Однако взгляд судьи кандидата в присяжные не смущает. Она тихо говорит:
— Я читаю газеты, когда у меня есть время.
— И часто такое случается?
— Никогда.
Эдди нравится эта женщина. Вид у нее усталый, но она не дает Витцелю себя запугать. Еще Эдди нравится, как ее большие серые глаза неспешно и безмятежно скользят по залу, а потом вдруг на чем-нибудь останавливаются и удивленно расширяются, словно мир вокруг полон неожиданных и чудесных вещей. А ведь на самом деле — и Эдди это отлично знает — в зале судебных заседаний кроме сволочей и подонков никого нет.
Она говорит судье:
— Ваша честь, я мать-одиночка. Пытаюсь заниматься скульптурой. Днем я работаю, вечером забочусь о сыне, а в свободное время — обычно это бывает уже ночью, — занимаюсь ваянием. Понимаете, у меня свободного времени очень мало. Мне стыдно признаваться в этом, но я не слежу за новостями. Просто не хватает на это времени.
Наверное, она прилетела с другой планеты, думает Эдди. У них у всех там такие глаза. Днем они работают, по вечерам воспитывают своих детей, а ночью занимаются искусством. Господи, среди ночи она ваяет! Потом жителей той планеты сажают на ракету, отправляют через всю вселенную на кусок дерьма, именуемый планетой Земля, и они живут тут, не зная, что означает слово “страх”.
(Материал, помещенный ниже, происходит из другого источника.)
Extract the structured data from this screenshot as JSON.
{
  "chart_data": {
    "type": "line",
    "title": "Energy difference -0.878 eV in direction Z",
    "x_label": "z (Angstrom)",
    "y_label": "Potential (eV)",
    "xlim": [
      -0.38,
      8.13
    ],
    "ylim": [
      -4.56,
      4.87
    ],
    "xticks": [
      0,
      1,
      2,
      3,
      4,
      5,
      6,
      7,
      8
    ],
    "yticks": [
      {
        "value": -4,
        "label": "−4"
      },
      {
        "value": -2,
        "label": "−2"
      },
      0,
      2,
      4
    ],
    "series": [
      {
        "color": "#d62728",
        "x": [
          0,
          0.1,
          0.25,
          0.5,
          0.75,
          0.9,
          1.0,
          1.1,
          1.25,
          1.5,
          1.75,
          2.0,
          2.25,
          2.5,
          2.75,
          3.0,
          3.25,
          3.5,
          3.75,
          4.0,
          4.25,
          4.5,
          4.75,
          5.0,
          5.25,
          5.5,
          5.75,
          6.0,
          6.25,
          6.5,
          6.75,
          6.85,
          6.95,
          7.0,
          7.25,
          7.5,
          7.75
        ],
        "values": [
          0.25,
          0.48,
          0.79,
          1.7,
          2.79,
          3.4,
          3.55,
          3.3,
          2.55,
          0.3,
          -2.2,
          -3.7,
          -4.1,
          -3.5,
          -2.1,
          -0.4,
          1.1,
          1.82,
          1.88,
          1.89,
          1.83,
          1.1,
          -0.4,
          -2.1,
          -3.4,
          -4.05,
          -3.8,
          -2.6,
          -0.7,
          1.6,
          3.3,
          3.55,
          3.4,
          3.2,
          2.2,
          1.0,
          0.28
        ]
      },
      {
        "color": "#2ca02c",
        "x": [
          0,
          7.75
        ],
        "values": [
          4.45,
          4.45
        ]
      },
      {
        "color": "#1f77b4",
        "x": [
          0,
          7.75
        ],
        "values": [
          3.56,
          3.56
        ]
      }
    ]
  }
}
Подумать только, вот она сидит тут, со всех сторон окруженная акулами в шелковых костюмах и барракудами, готовыми вырвать у нее сердце зубами. Она не понимает этого, хлопает серыми глазами, и другой защиты, кроме них, у нее нет. Что хочешь с ней, то и делай.
Витцель сурово хмурится.
— Вы хотите сказать, мэм, что ничего не слышали об этом процессе?
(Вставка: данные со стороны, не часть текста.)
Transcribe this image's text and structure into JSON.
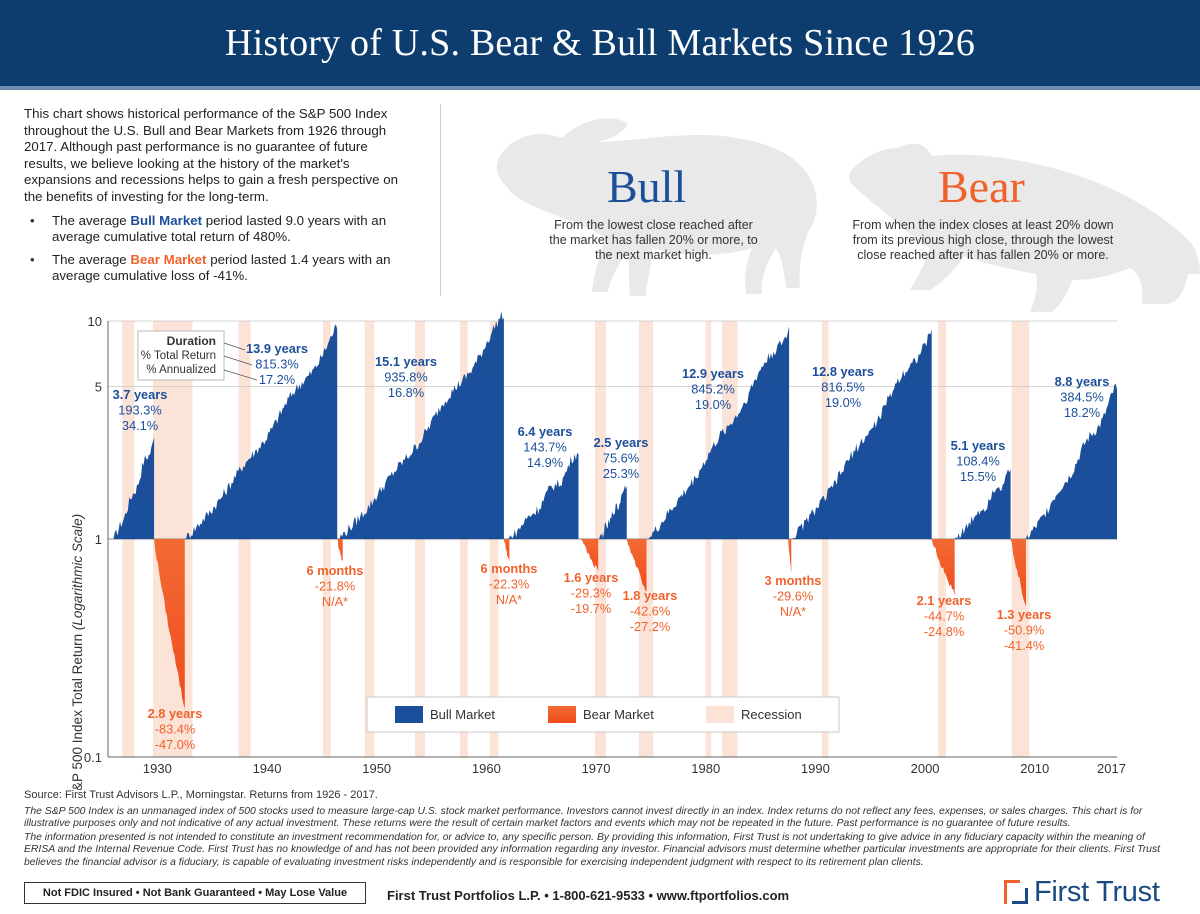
{
  "header": {
    "title": "History of U.S. Bear & Bull Markets Since 1926"
  },
  "intro": {
    "paragraph": "This chart shows historical performance of the S&P 500 Index throughout the U.S. Bull and Bear Markets from 1926 through 2017. Although past performance is no guarantee of future results, we believe looking at the history of the market's expansions and recessions helps to gain a fresh perspective on the benefits of investing for the long-term.",
    "bullet1_pre": "The average ",
    "bullet1_key": "Bull Market",
    "bullet1_post": " period lasted 9.0 years with an average cumulative total return of 480%.",
    "bullet2_pre": "The average ",
    "bullet2_key": "Bear Market",
    "bullet2_post": " period lasted 1.4 years with an average cumulative loss of -41%."
  },
  "bull": {
    "title": "Bull",
    "desc": "From the lowest close reached after the market has fallen 20% or more, to the next market high."
  },
  "bear": {
    "title": "Bear",
    "desc": "From when the index closes at least 20% down from its previous high close, through the lowest close reached after it has fallen 20% or more."
  },
  "colors": {
    "bull": "#1c4f9a",
    "bear": "#f0622c",
    "recession": "#fbe3d8",
    "header": "#0d3d6e"
  },
  "chart_data": {
    "type": "area",
    "ylabel_main": "S&P 500 Index Total Return ",
    "ylabel_italic": "(Logarithmic Scale)",
    "yscale": "log",
    "ylim": [
      0.1,
      10
    ],
    "yticks": [
      "10",
      "5",
      "1",
      "0.1"
    ],
    "ytick_values": [
      10,
      5,
      1,
      0.1
    ],
    "xlim": [
      1925.5,
      2017.5
    ],
    "xticks": [
      1930,
      1940,
      1950,
      1960,
      1970,
      1980,
      1990,
      2000,
      2010,
      2017
    ],
    "duration_key": {
      "line1": "Duration",
      "line2": "% Total Return",
      "line3": "% Annualized"
    },
    "legend": {
      "bull": "Bull Market",
      "bear": "Bear Market",
      "recession": "Recession"
    },
    "recessions": [
      [
        1926.8,
        1927.9
      ],
      [
        1929.6,
        1933.2
      ],
      [
        1937.4,
        1938.5
      ],
      [
        1945.1,
        1945.8
      ],
      [
        1948.9,
        1949.8
      ],
      [
        1953.5,
        1954.4
      ],
      [
        1957.6,
        1958.3
      ],
      [
        1960.3,
        1961.1
      ],
      [
        1969.9,
        1970.9
      ],
      [
        1973.9,
        1975.2
      ],
      [
        1980.0,
        1980.5
      ],
      [
        1981.5,
        1982.9
      ],
      [
        1990.6,
        1991.2
      ],
      [
        2001.2,
        2001.9
      ],
      [
        2007.9,
        2009.5
      ]
    ],
    "bull_markets": [
      {
        "start": 1926.0,
        "end": 1929.7,
        "peak": 2.93,
        "duration": "3.7 years",
        "total_return": "193.3%",
        "annualized": "34.1%"
      },
      {
        "start": 1932.5,
        "end": 1946.4,
        "peak": 9.15,
        "duration": "13.9 years",
        "total_return": "815.3%",
        "annualized": "17.2%"
      },
      {
        "start": 1946.5,
        "end": 1961.6,
        "peak": 10.36,
        "duration": "15.1 years",
        "total_return": "935.8%",
        "annualized": "16.8%"
      },
      {
        "start": 1962.0,
        "end": 1968.4,
        "peak": 2.44,
        "duration": "6.4 years",
        "total_return": "143.7%",
        "annualized": "14.9%"
      },
      {
        "start": 1970.3,
        "end": 1972.8,
        "peak": 1.76,
        "duration": "2.5 years",
        "total_return": "75.6%",
        "annualized": "25.3%"
      },
      {
        "start": 1974.7,
        "end": 1987.6,
        "peak": 9.45,
        "duration": "12.9 years",
        "total_return": "845.2%",
        "annualized": "19.0%"
      },
      {
        "start": 1987.8,
        "end": 2000.6,
        "peak": 9.17,
        "duration": "12.8 years",
        "total_return": "816.5%",
        "annualized": "19.0%"
      },
      {
        "start": 2002.7,
        "end": 2007.8,
        "peak": 2.08,
        "duration": "5.1 years",
        "total_return": "108.4%",
        "annualized": "15.5%"
      },
      {
        "start": 2009.2,
        "end": 2017.5,
        "peak": 4.85,
        "duration": "8.8 years",
        "total_return": "384.5%",
        "annualized": "18.2%"
      }
    ],
    "bear_markets": [
      {
        "start": 1929.7,
        "end": 1932.5,
        "trough": 0.166,
        "duration": "2.8 years",
        "total_return": "-83.4%",
        "annualized": "-47.0%"
      },
      {
        "start": 1946.4,
        "end": 1946.9,
        "trough": 0.782,
        "duration": "6 months",
        "total_return": "-21.8%",
        "annualized": "N/A*"
      },
      {
        "start": 1961.6,
        "end": 1962.1,
        "trough": 0.777,
        "duration": "6 months",
        "total_return": "-22.3%",
        "annualized": "N/A*"
      },
      {
        "start": 1968.6,
        "end": 1970.2,
        "trough": 0.707,
        "duration": "1.6 years",
        "total_return": "-29.3%",
        "annualized": "-19.7%"
      },
      {
        "start": 1972.8,
        "end": 1974.6,
        "trough": 0.574,
        "duration": "1.8 years",
        "total_return": "-42.6%",
        "annualized": "-27.2%"
      },
      {
        "start": 1987.5,
        "end": 1987.8,
        "trough": 0.704,
        "duration": "3 months",
        "total_return": "-29.6%",
        "annualized": "N/A*"
      },
      {
        "start": 2000.6,
        "end": 2002.7,
        "trough": 0.553,
        "duration": "2.1 years",
        "total_return": "-44.7%",
        "annualized": "-24.8%"
      },
      {
        "start": 2007.8,
        "end": 2009.2,
        "trough": 0.491,
        "duration": "1.3 years",
        "total_return": "-50.9%",
        "annualized": "-41.4%"
      }
    ]
  },
  "footer": {
    "source": "Source: First Trust Advisors L.P., Morningstar. Returns from 1926 - 2017.",
    "disclaimer1": "The S&P 500 Index is an unmanaged index of 500 stocks used to measure large-cap U.S. stock market performance. Investors cannot invest directly in an index. Index returns do not reflect any fees, expenses, or sales charges. This chart is for illustrative purposes only and not indicative of any actual investment. These returns were the result of certain market factors and events which may not be repeated in the future. Past performance is no guarantee of future results.",
    "disclaimer2": "The information presented is not intended to constitute an investment recommendation for, or advice to, any specific person. By providing this information, First Trust is not undertaking to give advice in any fiduciary capacity within the meaning of ERISA and the Internal Revenue Code. First Trust has no knowledge of and has not been provided any information regarding any investor. Financial advisors must determine whether particular investments are appropriate for their clients. First Trust believes the financial advisor is a fiduciary, is capable of evaluating investment risks independently and is responsible for exercising independent judgment with respect to its retirement plan clients.",
    "fdic": "Not FDIC Insured • Not Bank Guaranteed • May Lose Value",
    "contact": "First Trust Portfolios L.P. • 1-800-621-9533 • www.ftportfolios.com",
    "logo": "First Trust"
  }
}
Номер двести двадцать четыре обращает взор на судью.
— Не совсем так. Кое-что я все-таки слышала.
— И что же именно?
— Вчера я сказала сыну, что мне пришла повестка из суда, меня собираются назначить присяжным заседателем, поэтому сегодня я не смогу забрать его из школы, как обычно. Он сказал: “Ой, мам, неужели тебя зовут на этот знаменитый процесс над мафией?” Я спросила: “Какой еще процесс?” А он говорит: “Ну как же, над Луи Боффано. Его будут судить за то, что он шлепнул тех парней”.
Взрыв хохота на галерке.
Эдди мельком смотрит на своего босса. Луи Боффано сидит спиной к галерке и кроме краешка щеки его лица не видно. Но щека слегка оттопыривается, и Эдди догадывается, что Луи одарил кандидата в присяжные своей знаменитой обаятельной улыбкой.
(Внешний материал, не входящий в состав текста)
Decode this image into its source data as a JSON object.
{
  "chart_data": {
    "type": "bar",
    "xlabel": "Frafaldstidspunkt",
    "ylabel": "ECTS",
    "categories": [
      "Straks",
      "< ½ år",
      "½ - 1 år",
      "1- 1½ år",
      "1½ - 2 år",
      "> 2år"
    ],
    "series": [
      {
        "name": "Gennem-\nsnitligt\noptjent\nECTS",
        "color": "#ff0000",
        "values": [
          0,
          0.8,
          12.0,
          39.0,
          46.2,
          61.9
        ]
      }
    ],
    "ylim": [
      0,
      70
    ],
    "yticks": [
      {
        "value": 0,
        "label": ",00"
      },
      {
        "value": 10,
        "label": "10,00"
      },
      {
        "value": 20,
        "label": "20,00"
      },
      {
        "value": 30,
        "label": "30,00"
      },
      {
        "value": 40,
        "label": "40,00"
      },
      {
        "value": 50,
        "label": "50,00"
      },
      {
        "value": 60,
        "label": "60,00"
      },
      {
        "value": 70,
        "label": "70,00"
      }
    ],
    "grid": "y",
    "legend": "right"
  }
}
Но номер двести двадцать четыре на подсудимого не смотрит, а не спеша продолжает свой рассказ:
— Сын сказал, что слово “шлепнуть” является синонимом слова “убить”. Я спрашиваю у него: “Ну хорошо, а кто такой этот Луи Боффано?” Он посмотрел на меня так, будто я полная дура. Я говорю: “Ладно-ладно, пусть я идиотка, но все-таки кто это?” И он меня просветил:
“Мама, — говорит, — неужели ты никогда не слышала про этого бандита-макаронника?”
Судья Витцель изо всех сил колотит молоточком, но присутствующие так заливаются, что стук похож на барабанную дробь, сопровождающую особенно удачную остроту циркового клоуна. Адвокаты, репортеры, зеваки — все рады возможности надорвать животики. Да и сам судья с трудом сдерживает улыбку. Босс Эдди — тот вообще чуть не вдвое сложился. Потом откидывает голову назад, пусть весь мир видит, как ему весело. Луи Боффано не имеет ничего против того, чтобы его называли “бандитом-макаронником”.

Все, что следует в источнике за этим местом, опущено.